Criterio seguido por las Sentencias Constitucionales Plurinacionales 0274/2016-S2 de 23 de marzo, 0747/2017-S2 de 31 de julio, 0120/2018-S3 de 18 de abril, entre otras.
Y finalmente, la SCP 1662/2012 de 1 de octubre refirió que “Entre los principios de la jurisdicción ordinaria consagrados en la Constitución Política del Estado, en el art. 180.I, se encuentra el de verdad material, cuyo contenido constitucional implica la superación de la dependencia de la verdad formal o la que emerge de los procedimientos judiciales, por eso es aquella verdad que corresponde a la realidad, superando cualquier limitación formal que restrinja o distorsione la percepción de los hechos a la persona encargada de juzgar a otro ser humano, o de definir sus derechos y obligaciones, dando lugar a una decisión injusta que no responda a los principios, valores y valores éticos consagrados en la Norma Suprema de nuestro país, a los que, todas las autoridades del Órgano Judicial y de otras instancias, se encuentran impelidos a dar aplicación, entre ellas, al principio de verdad material, por sobre la limitada verdad formal.
(…)
Resumiendo lo precedentemente señalado, se debe puntualizar que el principio de verdad material consagrado por la propia Constitución Política del Estado, corresponde ser aplicado a todos los ámbitos del derecho; en ese orden, debe impregnar completamente la función de impartir justicia. Por ende, no es posible admitir la exigencia de extremados ritualismos o formalismos, que eclipsen o impidan su materialización, dado que todo ciudadano tiene derecho a una justicia material, como se desprende de lo estipulado por el art. 1 de la CPE, por lo que, debe garantizarse que las decisiones de las autoridades jurisdiccionales a cargo del proceso, sean producto de apreciaciones jurídicas, procurando la resolución de fondo de las problemáticas sometidas a su jurisdicción y competencia; pues si bien, las normas adjetivas prevén métodos y formas que aseguren el derecho a la igualdad de las partes procesales, para garantizar la paz social evitando cualquier tipo de desorden o caos jurídico; sin embargo, los mecanismos previstos no pueden ser aplicados por encima de los deberes constitucionales, como es la de otorgar efectiva protección de los derechos constitucionales y legales, accediendo a una justicia material y por lo tanto, verdaderamente eficaz y eficiente. Todo ello con el objetivo final de que el derecho sustancial prevalezca sobre cualquier regla procesal que no sea estrictamente indispensable para resolver el fondo del caso sometido a conocimiento del juez.” (énfasis añadido).
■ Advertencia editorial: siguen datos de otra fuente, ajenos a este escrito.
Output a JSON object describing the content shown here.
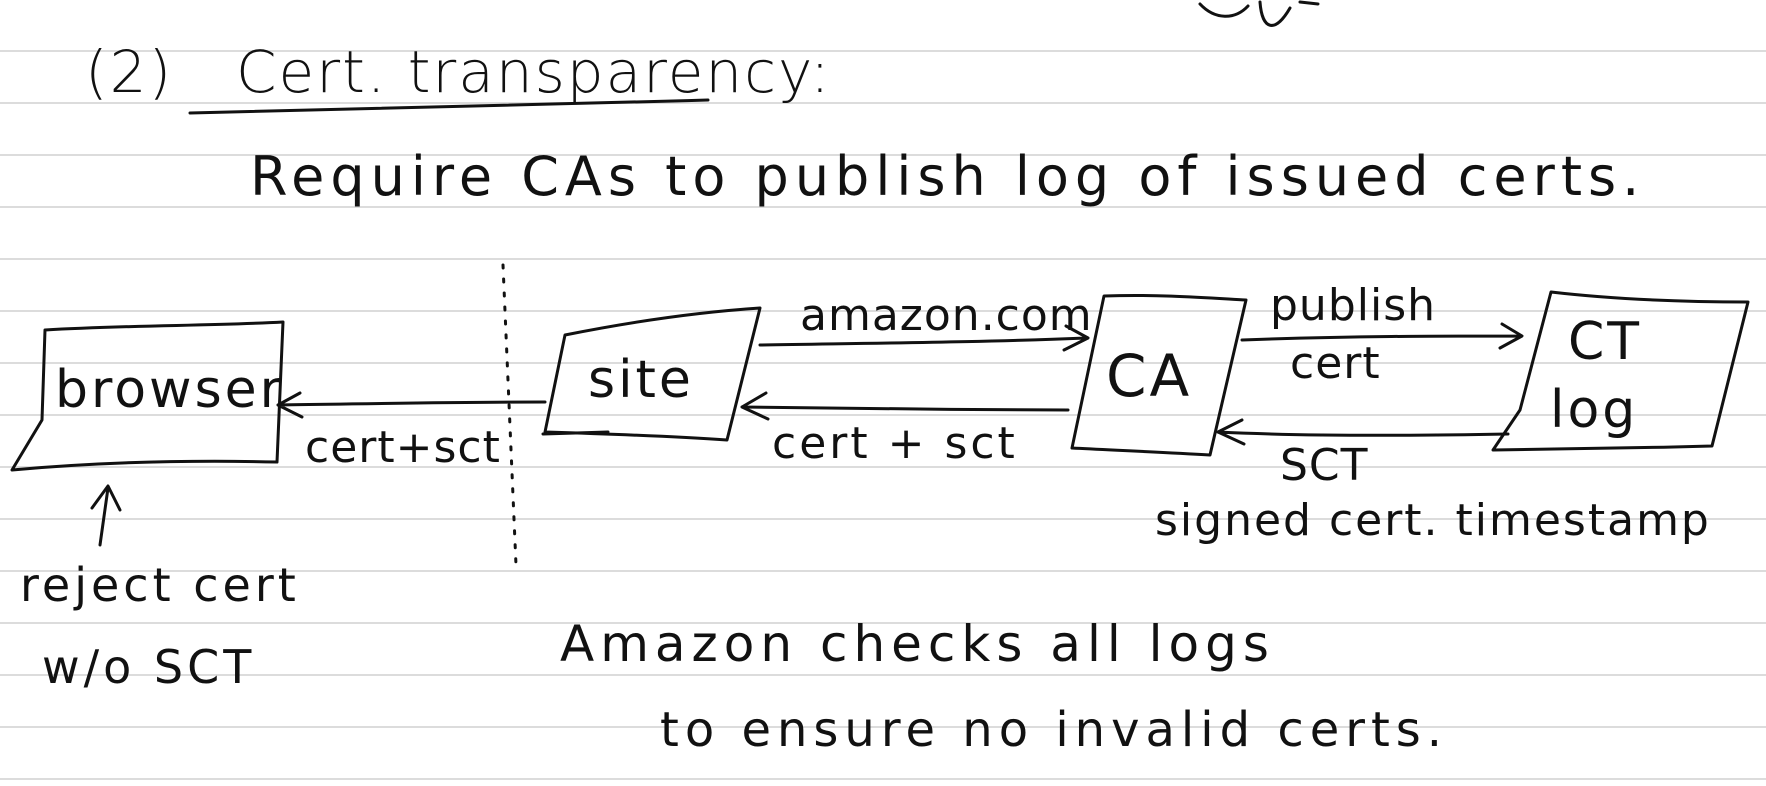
{
  "heading": {
    "number": "(2)",
    "title": "Cert. transparency:"
  },
  "subtitle": "Require CAs to publish log of issued certs.",
  "nodes": {
    "browser": "browser",
    "site": "site",
    "ca": "CA",
    "ct_log_line1": "CT",
    "ct_log_line2": "log"
  },
  "edges": {
    "site_to_ca": "amazon.com",
    "ca_to_site": "cert + sct",
    "site_to_browser": "cert+sct",
    "ca_to_log_line1": "publish",
    "ca_to_log_line2": "cert",
    "log_to_ca": "SCT"
  },
  "notes": {
    "sct_definition": "signed cert. timestamp",
    "reject_line1": "reject cert",
    "reject_line2": "w/o SCT",
    "amazon_line1": "Amazon checks all logs",
    "amazon_line2": "to ensure no invalid certs."
  }
}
Criterio seguido por las Sentencias Constitucionales Plurinacionales 0863/2018-S4 de 18 de diciembre, 0871/2018-S1 de 20 de diciembre, 0148/2019-S4 de 25 de abril, entre otras.
III.5. Análisis del caso concreto
Los accionantes indican que se lesionó su derecho al debido proceso en sus vertientes de fundamentación, motivación, valoración de la prueba y correcta interpretación de la norma en mérito a que mediante el Auto Supremo 1013/2018 se casó totalmente el Auto de Vista 169/2017, declarando probada la demanda de cumplimiento de contrato e improbada su demanda reconvencional de resolución de contrato, apartándose de su propio precedente, pronunciándose de manera imprecisa sobre los elementos de su contestación al recurso de casación que le dio lugar, efectuando una valoración de la prueba irrazonable e interpretando arbitrariamente la norma.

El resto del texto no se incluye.